One of my favorite photos of Rex - waiting for the rain to stop so we can go on a walk.
One of my favorite photos of Rex – waiting for the rain to stop so we can go on a walk.

I was capturing little things that were happening either during our walks or in the ritual of taking him to the backyard to pee and poop so he wouldn’t do it on the walk. And I realized these little things meant something to me in a symbolic way. And as a writer, I welcomed them, which is also another way of both distancing myself from what was happening and wanting to capture what was happening. I allowed myself to rejoice in these moments – did this mean I was maturing as a writer for noticing these seemingly simple acts such as dogs barking or making connections out of them?

I wanted something out of my grief. Perhaps that was what was at the heart of the matter. I wanted to write and record. I wanted to pay tribute to a dog whom we rescued from the Berkeley Animal Shelter, who was such a difficult puppy and adult because he couldn’t get along with other dogs and was strong-willed, who was wonderful with people, who became my office mate when our older dog, Bailey, passed away, who was really my dog through all the good and difficult times. I wanted to sort out my feelings in a coherent way, which I feel I am not doing in this post! I write for all these reasons.

I have an urge to delete everything but the first paragraph and just simply present the poem and leave it at that. But whether it’s a good decision or not, especially since I’m not going to reread what I wrote, I’m going to leave it as is to record this moment in time. This is, after all, a blog post. All this to say, I miss Rex terribly, the grief is unbearable, but writing has been healing and I have this poem that captures the moment. It is why I write.

Last month with Rex.
Last month with Rex.

To the Ranch

For Rex (2001-2015)

Just last week, you raced around our cramped backyard,
leapt over the brick borders like a hurdler,
like you used to do when you were younger, invincible, incorrigible.

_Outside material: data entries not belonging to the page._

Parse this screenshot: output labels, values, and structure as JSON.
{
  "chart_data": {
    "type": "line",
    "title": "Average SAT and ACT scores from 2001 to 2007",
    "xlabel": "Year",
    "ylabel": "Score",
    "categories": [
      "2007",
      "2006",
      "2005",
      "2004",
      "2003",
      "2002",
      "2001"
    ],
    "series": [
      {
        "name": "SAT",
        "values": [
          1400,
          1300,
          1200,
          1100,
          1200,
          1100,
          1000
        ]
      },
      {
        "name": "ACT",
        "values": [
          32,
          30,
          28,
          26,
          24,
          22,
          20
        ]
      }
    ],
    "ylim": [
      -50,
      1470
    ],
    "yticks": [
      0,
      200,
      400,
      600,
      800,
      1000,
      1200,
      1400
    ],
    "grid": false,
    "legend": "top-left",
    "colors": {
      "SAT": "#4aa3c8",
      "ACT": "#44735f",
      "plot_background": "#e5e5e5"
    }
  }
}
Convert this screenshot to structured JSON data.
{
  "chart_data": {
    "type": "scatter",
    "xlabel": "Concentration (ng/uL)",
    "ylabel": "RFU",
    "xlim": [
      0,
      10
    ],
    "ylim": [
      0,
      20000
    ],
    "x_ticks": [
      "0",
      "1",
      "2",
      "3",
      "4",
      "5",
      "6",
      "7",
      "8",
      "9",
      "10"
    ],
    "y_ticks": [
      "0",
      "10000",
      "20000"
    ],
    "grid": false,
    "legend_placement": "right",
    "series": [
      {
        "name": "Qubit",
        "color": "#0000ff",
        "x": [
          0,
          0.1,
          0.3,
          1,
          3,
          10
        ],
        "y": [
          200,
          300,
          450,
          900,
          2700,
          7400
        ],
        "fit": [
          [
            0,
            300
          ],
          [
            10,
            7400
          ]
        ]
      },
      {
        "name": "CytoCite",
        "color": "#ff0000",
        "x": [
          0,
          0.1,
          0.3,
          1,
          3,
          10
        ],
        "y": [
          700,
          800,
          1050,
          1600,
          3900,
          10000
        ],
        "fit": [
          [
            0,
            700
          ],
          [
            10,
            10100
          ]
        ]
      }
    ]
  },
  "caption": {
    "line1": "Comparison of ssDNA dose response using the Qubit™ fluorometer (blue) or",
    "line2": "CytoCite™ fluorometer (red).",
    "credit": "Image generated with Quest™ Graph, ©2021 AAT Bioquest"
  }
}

Back then, years ago, as I watched you streak across the dirt garden,
Whipping past the overgrown Bird of Paradise, and slaloming
in and out of the ancient magnolia trees and fence, you were letting us know
you were meant to live on a ranch, not the suburbs.

But you are dashing now, turning back to look at me, pointedly,
this time as if to say, I know what you are thinking,
I know what your silences, your eyes are saying.
I still chase after squirrels until they scurry up the telephone poles.
And did you take note that I did not back down,
just as I did when I was much younger,
when that cat lunged after me on our walk last week?

Yes, I saw. I see now.

When we walked late this afternoon, I looked around
the neighborhood in wonder. You heard them, too –
the German Shepherd making its way to the front of the two-story house,
the French bulldog in the picture window, the terrier crashing the fence,
the trio of pugs and their clockmaker owner on the street corner –
all barking at you, urgent, insistent.
A chorus, a symphony, on every block.
What were they telling you? That you have a good life?
That you are having a good walk, a good journey,
And soon, very soon, you will have all the spaces you need to roam?

You didn’t even look up at them. You charged forward,
stumbling, then untangling your hind legs,
pulling on the leash, pulling us home.